A study of West Hollywood’s Eastside shows a rapidly changing neighborhood where property values are rising, the elderly Russian-speaking population is being replaced by younger and more affluent residents and the retail and food-service economy doesn’t generate sufficient income for workers to afford to live in the new housing being built there.
The Eastside, defined as those blocks north and south of Santa Monica Boulevard from Hayworth on the west to La Brea on the east, once was widely viewed as a rundown area with an inordinate amount of crime and dilapidated buildings. But a study by the Rosenow Spevacek Group (RSG), commissioned by the City of West Hollywood, indicates it has caught the eye of commercial developers, with over 54 percent of the commercial property there sold in the past 10 years. Another measure of the Eastside’s attraction to developers is that property there had an assessed value of more than $1 billion as of 2012, a 181 percent increase in 15 years. With the end of the Great Recession, new construction has taken off. Major projects include expansion of offices and studios at The Lot, construction of the Huxley and Dylan apartment buildings on La Brea Avenue and apartment and retail projects now under construction at Movietown Plaza and the former Faith Plating site, all of which are estimated to be worth $400 million. All in all, about 900 new apartments either have or soon will be built in the area.

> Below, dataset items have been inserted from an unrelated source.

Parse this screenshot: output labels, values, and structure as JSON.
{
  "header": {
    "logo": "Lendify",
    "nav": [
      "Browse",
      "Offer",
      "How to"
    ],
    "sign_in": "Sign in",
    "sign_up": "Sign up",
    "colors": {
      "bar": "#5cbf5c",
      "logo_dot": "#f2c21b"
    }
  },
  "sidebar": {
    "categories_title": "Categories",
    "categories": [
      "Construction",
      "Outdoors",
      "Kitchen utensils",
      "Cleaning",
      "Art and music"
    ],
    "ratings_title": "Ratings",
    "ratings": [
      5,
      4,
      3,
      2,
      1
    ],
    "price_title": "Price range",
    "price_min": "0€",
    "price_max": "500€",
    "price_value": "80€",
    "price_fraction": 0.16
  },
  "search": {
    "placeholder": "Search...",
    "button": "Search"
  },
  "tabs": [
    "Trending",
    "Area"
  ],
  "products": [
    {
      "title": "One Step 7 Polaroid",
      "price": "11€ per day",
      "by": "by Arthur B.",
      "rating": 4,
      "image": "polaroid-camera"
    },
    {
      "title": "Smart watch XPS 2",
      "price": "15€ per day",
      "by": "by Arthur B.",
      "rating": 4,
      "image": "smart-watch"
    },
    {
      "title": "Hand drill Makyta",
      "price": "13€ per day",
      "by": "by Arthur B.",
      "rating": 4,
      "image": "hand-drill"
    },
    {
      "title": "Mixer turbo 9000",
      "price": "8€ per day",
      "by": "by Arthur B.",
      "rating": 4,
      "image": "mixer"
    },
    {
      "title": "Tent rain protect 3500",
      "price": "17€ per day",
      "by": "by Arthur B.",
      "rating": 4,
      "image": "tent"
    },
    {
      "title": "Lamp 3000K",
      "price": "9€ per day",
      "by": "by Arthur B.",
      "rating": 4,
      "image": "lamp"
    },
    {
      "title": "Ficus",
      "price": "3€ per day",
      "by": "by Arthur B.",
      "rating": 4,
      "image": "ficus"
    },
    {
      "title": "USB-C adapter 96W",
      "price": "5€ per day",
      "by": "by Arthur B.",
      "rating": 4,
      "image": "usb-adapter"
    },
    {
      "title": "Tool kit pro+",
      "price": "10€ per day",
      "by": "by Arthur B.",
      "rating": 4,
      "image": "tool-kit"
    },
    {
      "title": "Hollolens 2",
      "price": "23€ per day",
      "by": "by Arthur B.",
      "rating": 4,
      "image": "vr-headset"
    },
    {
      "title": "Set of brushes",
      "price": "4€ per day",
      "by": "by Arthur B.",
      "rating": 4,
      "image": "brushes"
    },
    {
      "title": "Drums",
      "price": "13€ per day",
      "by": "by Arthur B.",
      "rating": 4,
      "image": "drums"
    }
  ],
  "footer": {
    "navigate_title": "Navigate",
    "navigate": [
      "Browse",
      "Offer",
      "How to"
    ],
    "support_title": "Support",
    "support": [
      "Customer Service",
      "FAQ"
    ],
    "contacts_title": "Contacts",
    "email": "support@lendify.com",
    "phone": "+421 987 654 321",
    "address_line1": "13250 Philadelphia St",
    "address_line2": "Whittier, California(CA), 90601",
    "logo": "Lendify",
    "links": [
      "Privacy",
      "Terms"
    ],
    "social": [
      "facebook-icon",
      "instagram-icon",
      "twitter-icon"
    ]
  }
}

The study, presented to the West Hollywood City Council last night, also shows a major decline in the Russian-speaking population in the area. While in 2000 Eastern European immigrants made up 42 percent of the Eastside’s population, that percentage declined to 28 percent in 2012. The area was a major refuge for Jews from the former Soviet Union when it collapsed in 1991 and its restrictions on emigration ended. According to the study, many Eastern Europeans in recent years have moved from West Hollywood to the less expensive San Fernando Valley. That largely older population is being replaced by younger and more affluent people. The study shows that 23.4 percent of the Eastside’s population was 65 years old or older in 2000. By 2014 that percentage had declined to 19.8 percent. Residents 25 to 44 years of age increased from a total of 38 percent in 2000 to 42.4 percent in 2014.
Median household income on the Eastside ($30,196) is markedly lower than that of West Hollywood as a whole ($53,223) according to data from 2012. When those who are retired are factored out, the median is $36,293 for the Eastside compared to $57,841 for all of West Hollywood. That is a major issue because of the higher rents of new properties there. Asking rents at new developments are $2,300-$2,950 for studio apartments, $2,500-$3,400 for one-bedroom apartments and $3,650 to $5,370 for two-bedroom apartments. That compares to average asking rents for existing non-rent controlled units of $1,900 for studio, $2,150 for a one-bedroom and $3,220 for a two bedroom unit. Newly available rent-controlled units in 2014 were going for an average of $1,297 for a studio, $1,570 for a one-bedroom and $2,125 for a two-bedroom unit. Housing costs traditionally are estimated at 30 percent of one’s income, which would require an annual income of $80,000 to afford a $2,000 monthly rent. Despite the relatively high rents, vacancy rates are low.
The study also found that 94 percent of those who live on the Eastside do not work there, and 94 percent of those who work there do not live there. That reflects the fact that those who work on the Eastside, whose economy is dominated by retail and service businesses, don’t make enough money to afford the rents. For example, retail stores employ about 10 percent of Eastside residents while they provide 25 percent of the area’s jobs. That twice-daily influx of workers and outflux of residents also is a likely contributor to the traffic in the area. The different daytime and nighttime populations on the Eastside also pose a challenge to local businesses that want to cater both to lower-wage daytime workers and more affluent and young local residents.
When it comes to sales tax revenue from Eastside businesses, the Gateway Center, home to Target, Best Buy and other businesses, is the largest contributor, generating $1.7 million a year. All other businesses in the area generate a total of $1 million.